…on Friday 18 December on a flight from RDU via Philadelphia. I wouldn’t do that again. Even though I’d deliberately booked an earlier flight than the one American Airlines wanted to put me on, there were delays in the US that I have a feeling are everyday, nerve-wracking occurrences. They were certainly repeated on the way home. Next time, I’d do what we did on our first trip to Ireland, i.e., fly nonstop to Heathrow from RDU and then take a short flight to Dublin in the morning. That way, if there are delays, at least I’m not still in North America.
I’d arranged for a cab to pick me up at Dublin airport, and was met by a congenial driver named Patty. He asked if I minded sharing the cab with a regular customer of his who’d been stood up by his driver. The customer’s name was also Patty, although he pronounced it Pah-dee, so it may be spelled differently.
At Newgrange Lodge, just a hundred yards from the Brú na Bóinne Visitors Center, I took a shower and changed clothes and went downstairs to meet Michael Fox of Boyne Valley Tours, whom I’d hired to drive me around for two afternoons. Michael is a County Meath native who’d worked as a technology consultant for 30 years (for Data General, the company at the center of Tracy Kidder’s The Soul of a New Machine) before being bought out in the 2008 downturn and starting a tour service.
I’d read a lot over the last year so I had a list of places I wanted to see.

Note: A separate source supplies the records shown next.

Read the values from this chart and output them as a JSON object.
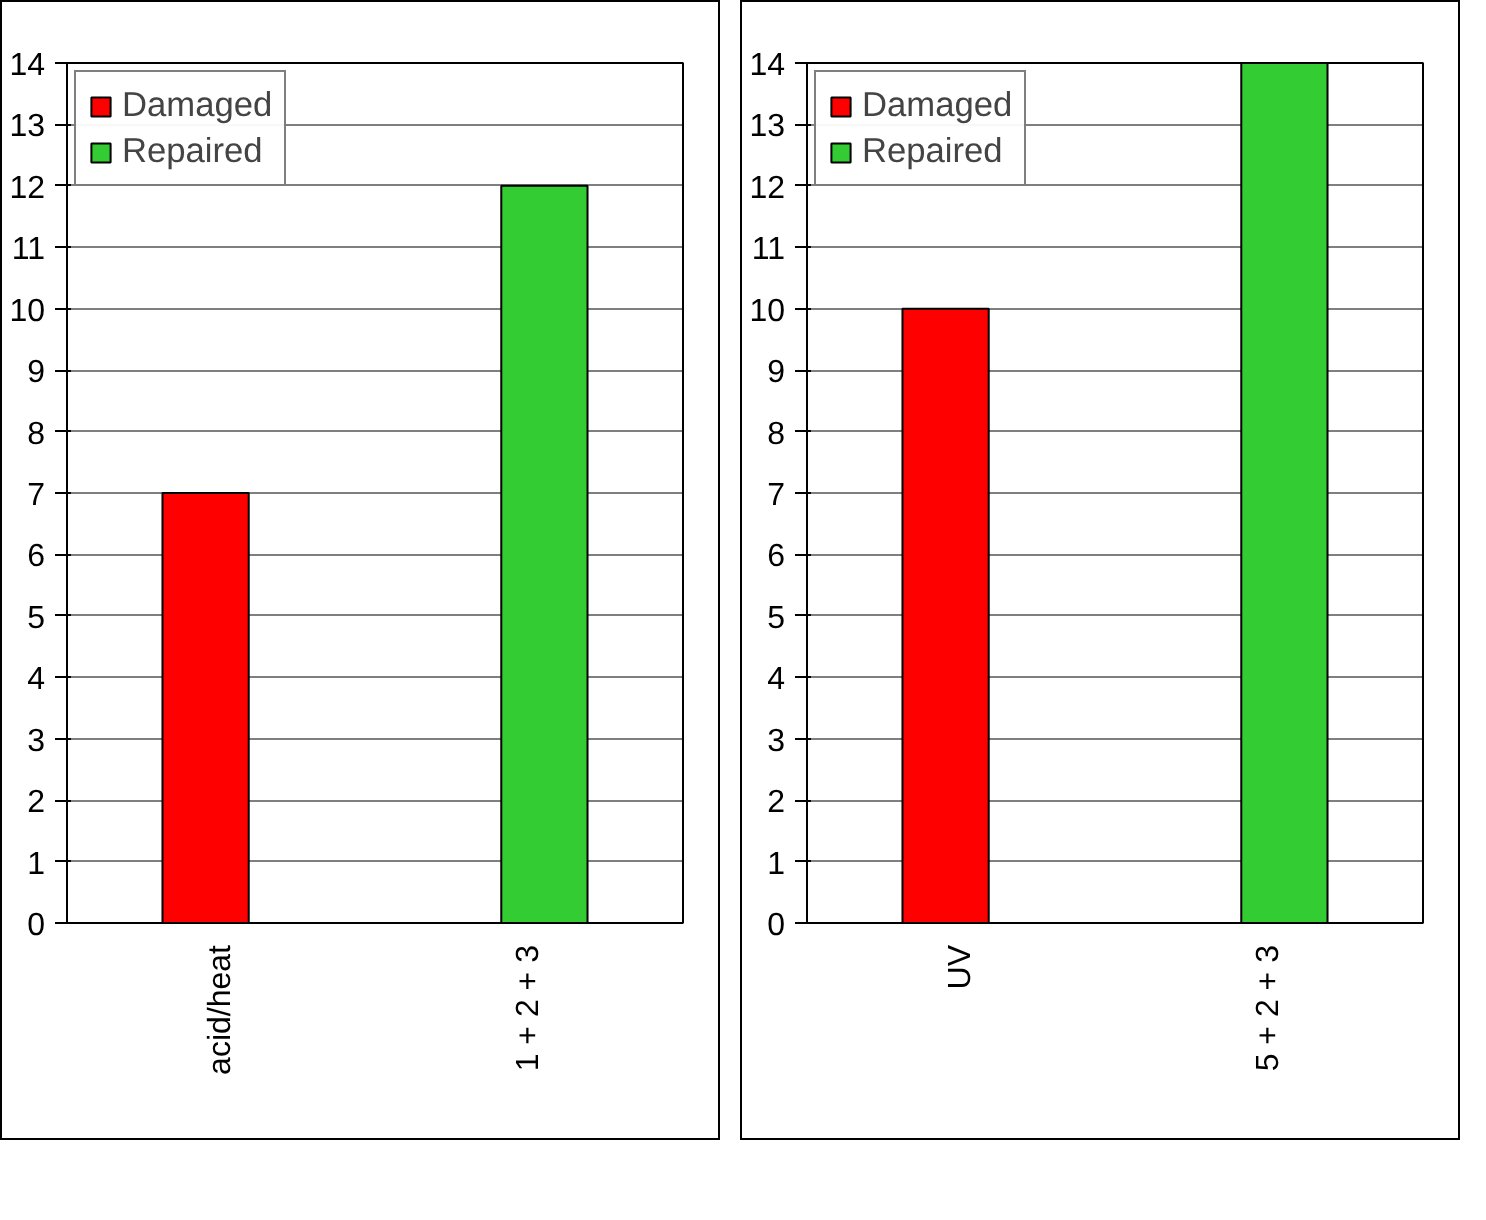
{
  "chart_data": [
    {
      "type": "bar",
      "categories": [
        "acid/heat",
        "1 + 2 + 3"
      ],
      "series": [
        {
          "name": "Damaged",
          "color": "#ff0000",
          "values": [
            7,
            null
          ]
        },
        {
          "name": "Repaired",
          "color": "#33cc33",
          "values": [
            null,
            12
          ]
        }
      ],
      "ylim": [
        0,
        14
      ],
      "yticks": [
        0,
        1,
        2,
        3,
        4,
        5,
        6,
        7,
        8,
        9,
        10,
        11,
        12,
        13,
        14
      ],
      "grid": "y",
      "legend": "top left"
    },
    {
      "type": "bar",
      "categories": [
        "UV",
        "5 + 2 + 3"
      ],
      "series": [
        {
          "name": "Damaged",
          "color": "#ff0000",
          "values": [
            10,
            null
          ]
        },
        {
          "name": "Repaired",
          "color": "#33cc33",
          "values": [
            null,
            14
          ]
        }
      ],
      "ylim": [
        0,
        14
      ],
      "yticks": [
        0,
        1,
        2,
        3,
        4,
        5,
        6,
        7,
        8,
        9,
        10,
        11,
        12,
        13,
        14
      ],
      "grid": "y",
      "legend": "top left"
    }
  ]
}
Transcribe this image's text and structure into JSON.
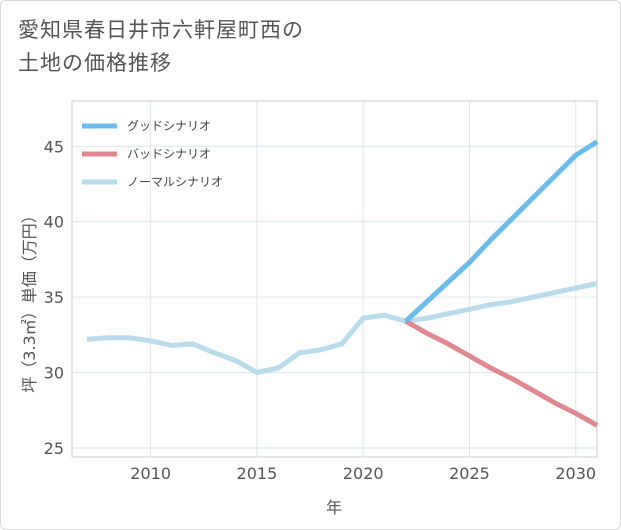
{
  "title": {
    "line1": "愛知県春日井市六軒屋町西の",
    "line2": "土地の価格推移"
  },
  "chart_data": {
    "type": "line",
    "xlabel": "年",
    "ylabel": "坪（3.3㎡）単価（万円）",
    "xlim": [
      2006.3,
      2031
    ],
    "ylim": [
      24.4,
      48
    ],
    "x_ticks": [
      2010,
      2015,
      2020,
      2025,
      2030
    ],
    "y_ticks": [
      25,
      30,
      35,
      40,
      45
    ],
    "grid": true,
    "legend_position": "top-left",
    "series": [
      {
        "name": "グッドシナリオ",
        "color": "#6bbcee",
        "x": [
          2022,
          2023,
          2024,
          2025,
          2026,
          2027,
          2028,
          2029,
          2030,
          2031
        ],
        "y": [
          33.4,
          34.7,
          36.0,
          37.3,
          38.8,
          40.2,
          41.6,
          43.0,
          44.4,
          45.3
        ]
      },
      {
        "name": "バッドシナリオ",
        "color": "#e0878f",
        "x": [
          2022,
          2023,
          2024,
          2025,
          2026,
          2027,
          2028,
          2029,
          2030,
          2031
        ],
        "y": [
          33.4,
          32.6,
          31.9,
          31.1,
          30.3,
          29.6,
          28.8,
          28.0,
          27.3,
          26.5
        ]
      },
      {
        "name": "ノーマルシナリオ",
        "color": "#b8dcec",
        "x": [
          2007,
          2008,
          2009,
          2010,
          2011,
          2012,
          2013,
          2014,
          2015,
          2016,
          2017,
          2018,
          2019,
          2020,
          2021,
          2022,
          2023,
          2024,
          2025,
          2026,
          2027,
          2028,
          2029,
          2030,
          2031
        ],
        "y": [
          32.2,
          32.3,
          32.3,
          32.1,
          31.8,
          31.9,
          31.3,
          30.8,
          30.0,
          30.3,
          31.3,
          31.5,
          31.9,
          33.6,
          33.8,
          33.4,
          33.6,
          33.9,
          34.2,
          34.5,
          34.7,
          35.0,
          35.3,
          35.6,
          35.9
        ]
      }
    ]
  }
}
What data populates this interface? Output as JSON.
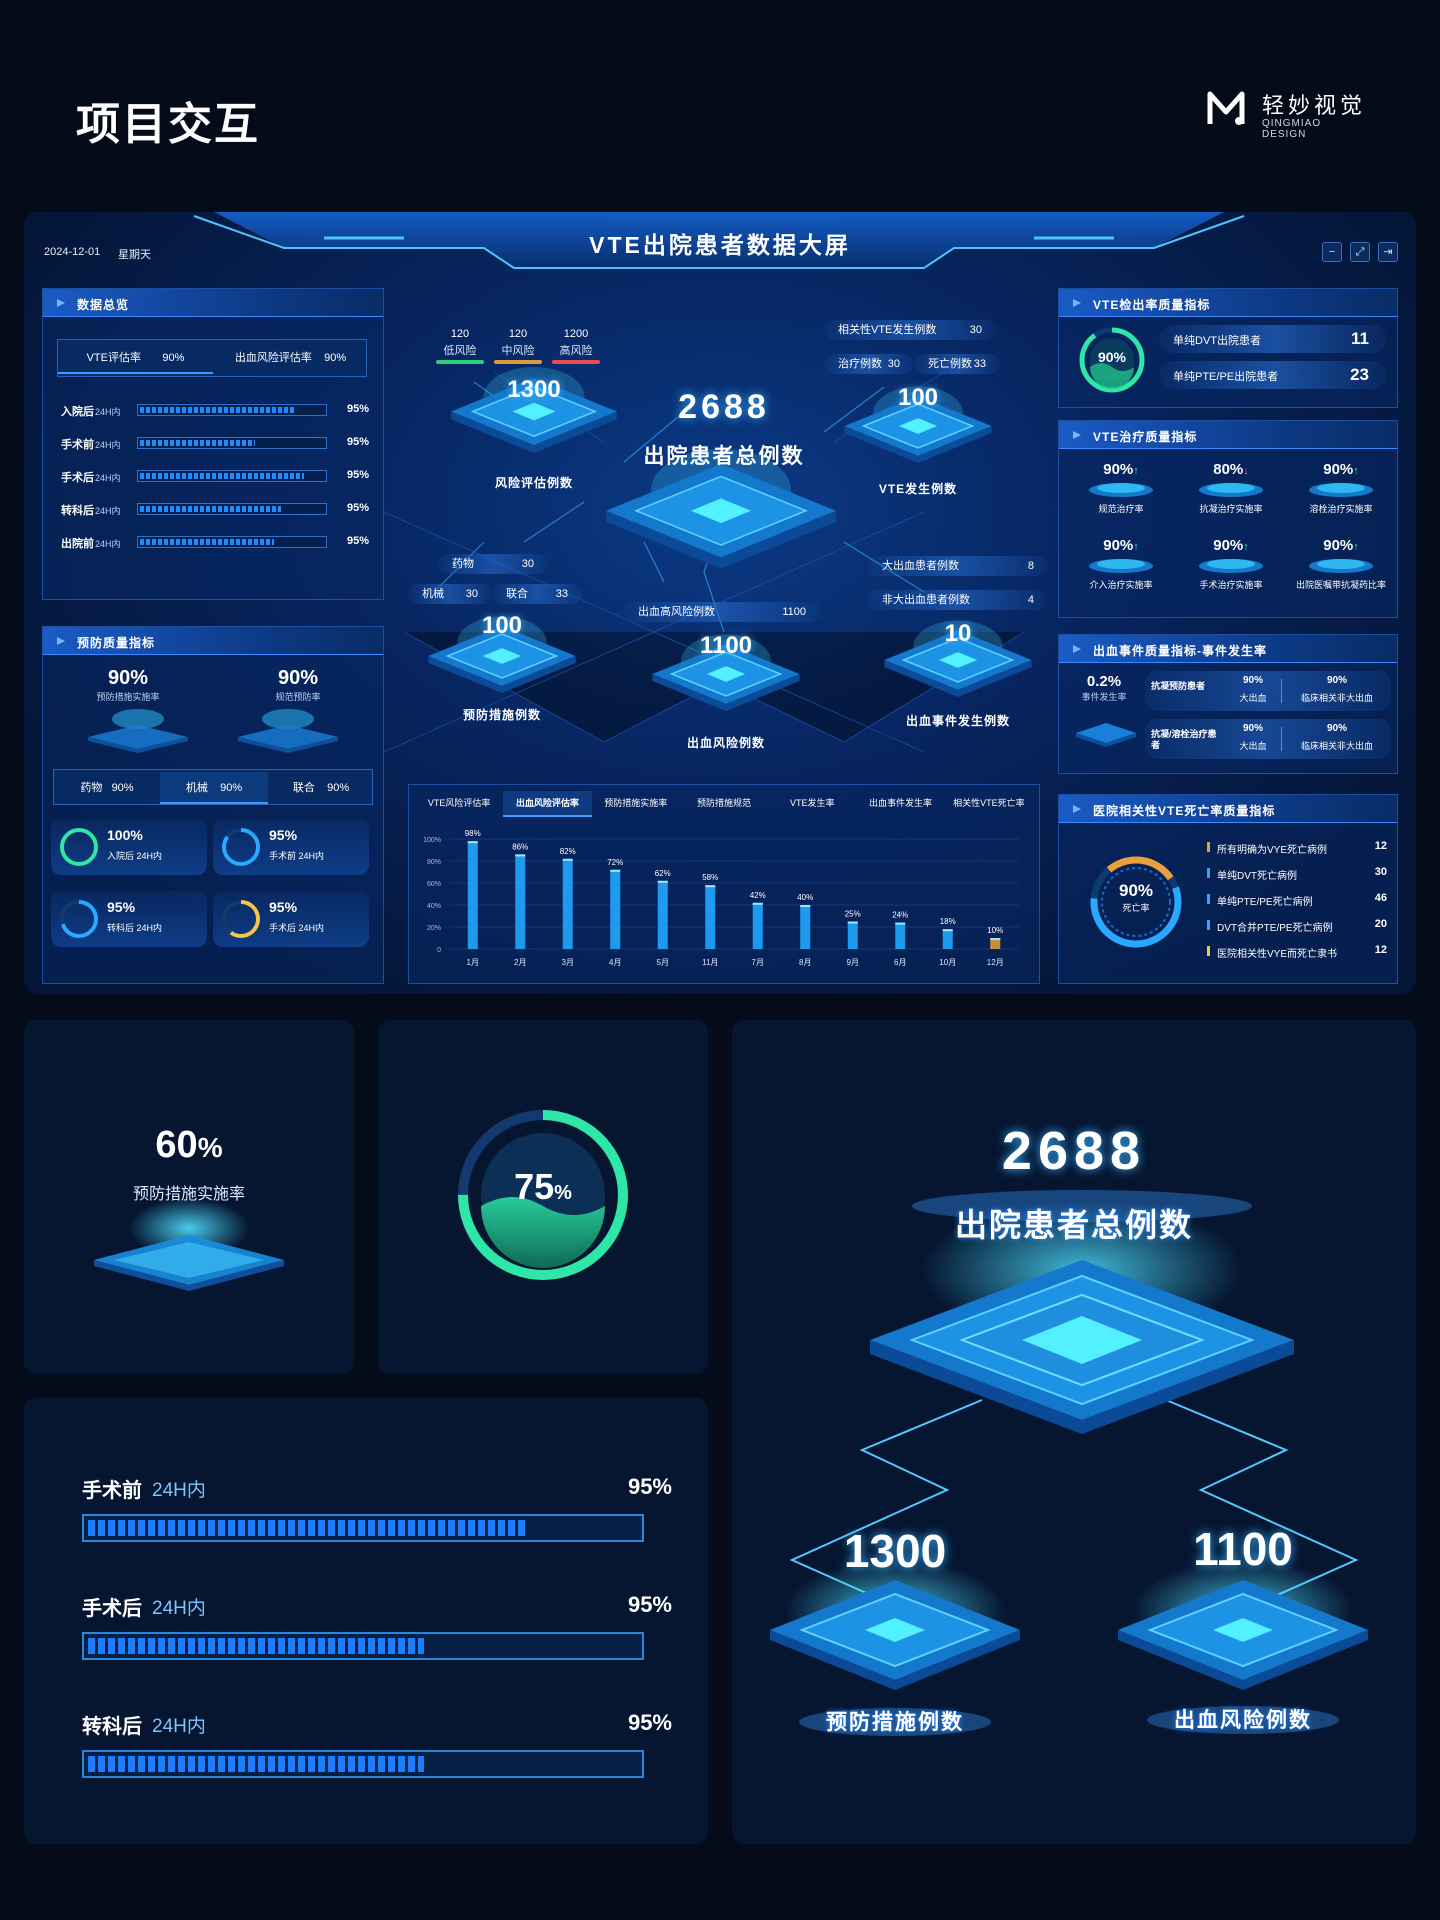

We started at Kells, an important place in the story of Colm Cille, also known as Columba, the Irish saint who founded the religious community on the Scottish island of Iona, a place that had a huge impact on me on our visit in the spring of 2015. (This churchyard is one of several places we visited that are behind locked gates, but all one has to do is go to a caretaker’s house and get the key.)
Kells is famous for the Book of Kells, the illuminated manuscript that is actually in the library of Trinity College, Dublin. Again, we saw it last spring. The Book of Kells should be called the Book of Iona, because the manuscript was produced on Iona and only taken to Kells to safeguard it from marauding Vikings.
Our next stop was Loughcrew, a complex of 25 passage tombs arrayed over three hilltops. Cairn T, the most important, is at the top of this hill, known as Carbane East. This view is from halfway up.
From there, the tomb, Cairn T, looks like this.
The entrance, around the other side.
Inside Cairn T, which is older than Newgrange:
Looking out. Martin Brennan, an American of Irish parents, discovered in 1980 that Cairn T is aligned with the sunrise on the spring and fall equinoxes.
Looking back down the hill
I look as though I’m about to fall over, because I was. The wind was fierce. Listen to Michael Fox, or try to:
Loughcrew, in Irish, is Sliabh na Caillí, the Hill of the Witch or Hag. Legend has it that a witch named An Cailleach Bhéara attempted to gain dominion over all of Ireland by jumping across the country from hill to hill, dropping stones from her apron, forming cairns like this tomb. She tripped and broke her neck on Patrickstown Hill, which is in the direction (east) that I’m facing. There’s a slab at Cairn T called the the Hag`s Chair. If you make a wish while sitting on the chair, the hag will grant it. Our problem was that some kids were hogging the chair while we went by.
We were running out of light (it gets dark in this part of Ireland, which is 54º north latitude, about 4:15 pm), so we hotfooted it to the Hill of Tara, Michael proudly demonstrating the acceleration of his Audi Quattro’s diesel engine. Trisha and I had spent a wonderful hour at Tara in the spring, listening to a charming talk by Michael Slavin, an author and proprietor of a used bookshop on the hill, and walking around the hilltop, which looks out over 23 of Ireland’s 32 counties.
Atop the hill is the Lia Fáil, the Stone of Destiny, which is said to roar when it is touched by the rightful king of Ireland. (Trisha gave the phallus a huge hug in the spring, and it didn’t say a peep, so there’s that.) I hadn’t slept since I don’t know when and it was cold as well as dark, so I didn’t do the place justice, photographically. In the car on the way back to Newgrange Lodge, I nodded off several times.
That didn’t mean I spent, though. I fell asleep right away, at around 9:30, but woke before midnight, unable to go back to sleep. Michael had loaned me a number of archeology books, and I read them for a couple of hours. Even archeology didn’t work for a while, and then it did.